Ab dem Ende 2019 wird das 1975 im Gründungsjahr des Schlosstheaters eröffnete Einkaufszentrum Wallzentrum unter dem Titel Das W – Zentrum für urbanes Zusammenleben zum Mittelpunkt eines umfangreichen Projektvorhabens. Im Rahmen des Förderprogramms „Neue Wege“ erhalten wir vom Ministerium für Kultur und Wissenschaft NRW die Möglichkeit, das Wallzentrum drei Jahre lang mit kulturellen und künstlerischen Mitteln zu beleben. Dazu laden wir Expert*innen aus den Bereichen Architektur, Soziologie, Design und Kunst ein und kooperieren mit sozialen und kulturellen Einrichtungen, um gemeinsam mit den Menschen, die dort leben und arbeiten, Perspektiven urbanen Zusammenlebens neu zu denken, zu entwickeln und zu erproben.
Die Inszenierung der Erzählung Lenz von Georg Büchner kam auf Grund einer glücklichen personellen Konstellation zusätzlich ins Programm und hatte am 5. Juni in der Kapelle coronabedingt vor 12 distanziert sitzenden Zuschauer*innen Premiere. Der Schauspieler Roman Mucha spielt darin körperlich und sprachlich virtuos die Figur des Sturm und Drang-Dichters Lenz im Dialog mit der Schlagzeugerin Mariá Portugal, der Improviserin in Residence 2020. Die Aufführung ist eine Kooperation mit dem moers festival und wird in die kommende Spielzeit übernommen.
Durch den coronabedingten Shutdown durfte das Schlosstheater ab dem 13. März nicht mehr spielen und musste in der Folge alle geplanten Vorstellungen bis Ende Mai absagen. Besonders schmerzhaft war die Absage des bereits vollständig geplanten 28. Kinder- und Jugendtheaterfestivals Penguin’s Days vier Tage vor seiner Eröffnung.

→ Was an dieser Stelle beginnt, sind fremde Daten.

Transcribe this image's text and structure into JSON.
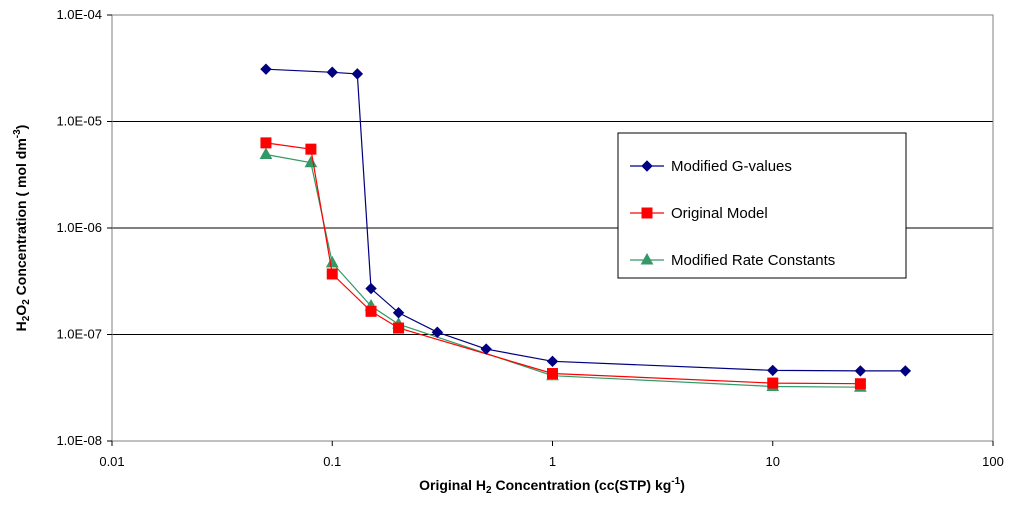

Nach einem Moment der Schockstarre wurden vom gesamten Team mit viel Einfallsreichtum alternative coronataugliche Ersatz-Formate entwickelt, u.a. ein Online-Spielplan, in dem Video-Mitschnitte vergangener Inszenierungen auf der Homepage und der Facebook-Seite des Schlosstheaters, aber auch auf der Seite des Online-Theaterfeuilletons Nachtkritik zu sehen waren. Die Live- Streams auf Facebook wurden von Live-Chats mit dem Ensemble begleitet, um das Gemeinschaftserlebnis Theater so gut wie möglich in den digitalen Raum zu übertragen. Zudem drehte das Ensemble kleine Videofilme, um mit unserem Publikum via Facebook weiterhin in Verbindung zu bleiben.
Die Spielzeit 2019/20 wurde überschattet vom plötzlichen Tod unseres langjährigen Ensemblemitglieds, Schauspielers und Regisseurs Frank Wickermann, der am 2. April 2020 im Alter von 54 Jahren völlig unerwartet verstarb. Sein Tod hinterlässt eine große und schmerzhafte Lücke, die sich auf absehbare Zeit nicht schließen lässt. Da durch die coronabedingten Beschränkungen keine angemessene Trauerfeier möglich war, wird es eine Abschiedsveranstaltung im Schlosspark Ende August geben.